Peter Ralph
Advanced Biological Statistics
From Logan:
To investigate density-dependent grazing effects of sea urchin Andrew and Underwood (1993) on filamentous algae measured the percentage of filamentous algae within five quadrats randomly positioned within each of four random patches of reef that were in turn nested within four sea urchin density treatments (no urchins, 33% of natural density, 66% natural density and 100% natural density). The sea urchin density treatment was considered a fixed factor and patch within density treatment as well as the individual quadrats were treated as random factors.
andrew_data <- read.table('../Datasets/Logan_data/andrew.tsv', header=T, sep='\t')
head(andrew_data)
## TREAT PATCH QUAD ALGAE
## 1 0% 1 1 46
## 2 0% 1 2 44
## 3 0% 1 3 41
## 4 0% 1 4 29
## 5 0% 1 5 11
## 6 0% 2 1 65
There are four variables: TREAT
, PATCH
,
QUAD
and ALGAE
Main effect factor: TREAT
## , , TREAT = 0%
##
## QUAD
## PATCH 1 2 3 4 5
## 1 1 1 1 1 1
## 2 1 1 1 1 1
## 3 1 1 1 1 1
## 4 1 1 1 1 1
## 5 0 0 0 0 0
## 6 0 0 0 0 0
## 7 0 0 0 0 0
## 8 0 0 0 0 0
## 9 0 0 0 0 0
## 10 0 0 0 0 0
## 11 0 0 0 0 0
## 12 0 0 0 0 0
## 13 0 0 0 0 0
## 14 0 0 0 0 0
## 15 0 0 0 0 0
## 16 0 0 0 0 0
##
## , , TREAT = 33%
##
## QUAD
## PATCH 1 2 3 4 5
## 1 0 0 0 0 0
## 2 0 0 0 0 0
## 3 0 0 0 0 0
## 4 0 0 0 0 0
## 5 1 1 1 1 1
## 6 1 1 1 1 1
## 7 1 1 1 1 1
## 8 1 1 1 1 1
## 9 0 0 0 0 0
## 10 0 0 0 0 0
## 11 0 0 0 0 0
## 12 0 0 0 0 0
## 13 0 0 0 0 0
## 14 0 0 0 0 0
## 15 0 0 0 0 0
## 16 0 0 0 0 0
##
## , , TREAT = 66%
##
## QUAD
## PATCH 1 2 3 4 5
## 1 0 0 0 0 0
## 2 0 0 0 0 0
## 3 0 0 0 0 0
## 4 0 0 0 0 0
## 5 0 0 0 0 0
## 6 0 0 0 0 0
## 7 0 0 0 0 0
## 8 0 0 0 0 0
## 9 1 1 1 1 1
## 10 1 1 1 1 1
## 11 1 1 1 1 1
## 12 1 1 1 1 1
## 13 0 0 0 0 0
## 14 0 0 0 0 0
## 15 0 0 0 0 0
## 16 0 0 0 0 0
##
## , , TREAT = 100%
##
## QUAD
## PATCH 1 2 3 4 5
## 1 0 0 0 0 0
## 2 0 0 0 0 0
## 3 0 0 0 0 0
## 4 0 0 0 0 0
## 5 0 0 0 0 0
## 6 0 0 0 0 0
## 7 0 0 0 0 0
## 8 0 0 0 0 0
## 9 0 0 0 0 0
## 10 0 0 0 0 0
## 11 0 0 0 0 0
## 12 0 0 0 0 0
## 13 1 1 1 1 1
## 14 1 1 1 1 1
## 15 1 1 1 1 1
## 16 1 1 1 1 1
Why is this wrong?
##
## Call:
## lm(formula = ALGAE ~ TREAT, data = andrew_data)
##
## Residuals:
## Min 1Q Median 3Q Max
## -39.20 -19.00 -1.30 12.72 57.45
##
## Coefficients:
## Estimate Std.
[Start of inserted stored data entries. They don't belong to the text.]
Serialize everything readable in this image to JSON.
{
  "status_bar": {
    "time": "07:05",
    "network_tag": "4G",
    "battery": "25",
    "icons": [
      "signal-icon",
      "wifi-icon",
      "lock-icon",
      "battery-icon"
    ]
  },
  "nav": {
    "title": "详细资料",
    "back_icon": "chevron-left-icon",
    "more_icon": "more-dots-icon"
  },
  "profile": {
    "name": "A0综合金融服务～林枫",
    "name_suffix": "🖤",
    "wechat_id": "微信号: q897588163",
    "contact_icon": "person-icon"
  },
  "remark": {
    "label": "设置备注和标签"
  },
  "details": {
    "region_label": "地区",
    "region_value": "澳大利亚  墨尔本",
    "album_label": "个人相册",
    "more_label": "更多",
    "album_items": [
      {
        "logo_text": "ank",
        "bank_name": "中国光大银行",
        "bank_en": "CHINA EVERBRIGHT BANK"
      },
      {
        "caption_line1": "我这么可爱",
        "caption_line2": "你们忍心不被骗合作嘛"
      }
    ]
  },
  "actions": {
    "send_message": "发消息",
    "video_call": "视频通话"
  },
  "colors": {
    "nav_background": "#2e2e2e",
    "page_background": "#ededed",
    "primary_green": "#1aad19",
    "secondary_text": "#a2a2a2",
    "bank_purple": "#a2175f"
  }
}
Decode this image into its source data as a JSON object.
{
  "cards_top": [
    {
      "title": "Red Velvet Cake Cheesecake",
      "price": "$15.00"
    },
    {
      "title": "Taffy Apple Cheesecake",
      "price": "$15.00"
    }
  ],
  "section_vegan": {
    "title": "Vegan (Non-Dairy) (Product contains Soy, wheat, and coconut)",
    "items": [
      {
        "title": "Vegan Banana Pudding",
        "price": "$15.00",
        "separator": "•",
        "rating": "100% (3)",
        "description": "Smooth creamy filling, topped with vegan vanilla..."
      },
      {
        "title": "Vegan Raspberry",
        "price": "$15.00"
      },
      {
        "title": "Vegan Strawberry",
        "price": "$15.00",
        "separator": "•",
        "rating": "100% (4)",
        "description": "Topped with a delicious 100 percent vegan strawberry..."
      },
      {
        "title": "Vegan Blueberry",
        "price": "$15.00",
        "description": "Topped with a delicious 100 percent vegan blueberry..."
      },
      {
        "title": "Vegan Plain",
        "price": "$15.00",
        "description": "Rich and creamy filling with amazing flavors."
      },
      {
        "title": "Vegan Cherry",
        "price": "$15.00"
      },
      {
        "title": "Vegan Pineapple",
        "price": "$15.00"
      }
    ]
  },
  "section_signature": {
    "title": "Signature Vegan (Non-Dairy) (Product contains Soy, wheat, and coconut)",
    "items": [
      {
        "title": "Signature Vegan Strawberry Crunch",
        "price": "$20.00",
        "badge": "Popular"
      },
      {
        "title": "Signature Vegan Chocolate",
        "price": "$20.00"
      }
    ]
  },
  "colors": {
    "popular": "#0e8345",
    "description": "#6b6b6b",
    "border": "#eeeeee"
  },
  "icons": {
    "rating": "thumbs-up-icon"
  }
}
Error t value Pr(>|t|)
## (Intercept) 39.200 5.152 7.608 6.17e-11 ***
## TREAT33% -20.200 7.287 -2.772 0.0070 **
## TREAT66% -17.650 7.287 -2.422 0.0178 *
## TREAT100% -37.900 7.287 -5.201 1.62e-06 ***
## ---
## Signif. codes: 0 '***' 0.001 '**' 0.01 '*' 0.05 '.' 0.1 ' ' 1
##
## Residual standard error: 23.04 on 76 degrees of freedom
## Multiple R-squared: 0.2634, Adjusted R-squared: 0.2343
## F-statistic: 9.059 on 3 and 76 DF, p-value: 3.362e-05
What we really want: \[ \text{(algae)} = \text{(mean for treatment)} + \text{(mean offset for patch)} + \text{("noise")} . \]
We could do:
ALGAE ~ TREAT + PATCH
… but do we care about all those patch means?
##
## Call:
## lm(formula = ALGAE ~ TREAT + PATCH, data = andrew_data)
##
## Residuals:
## Min 1Q Median 3Q Max
## -36.80 -2.60 -0.50 4.25 42.20
##
## Coefficients: (3 not defined because of singularities)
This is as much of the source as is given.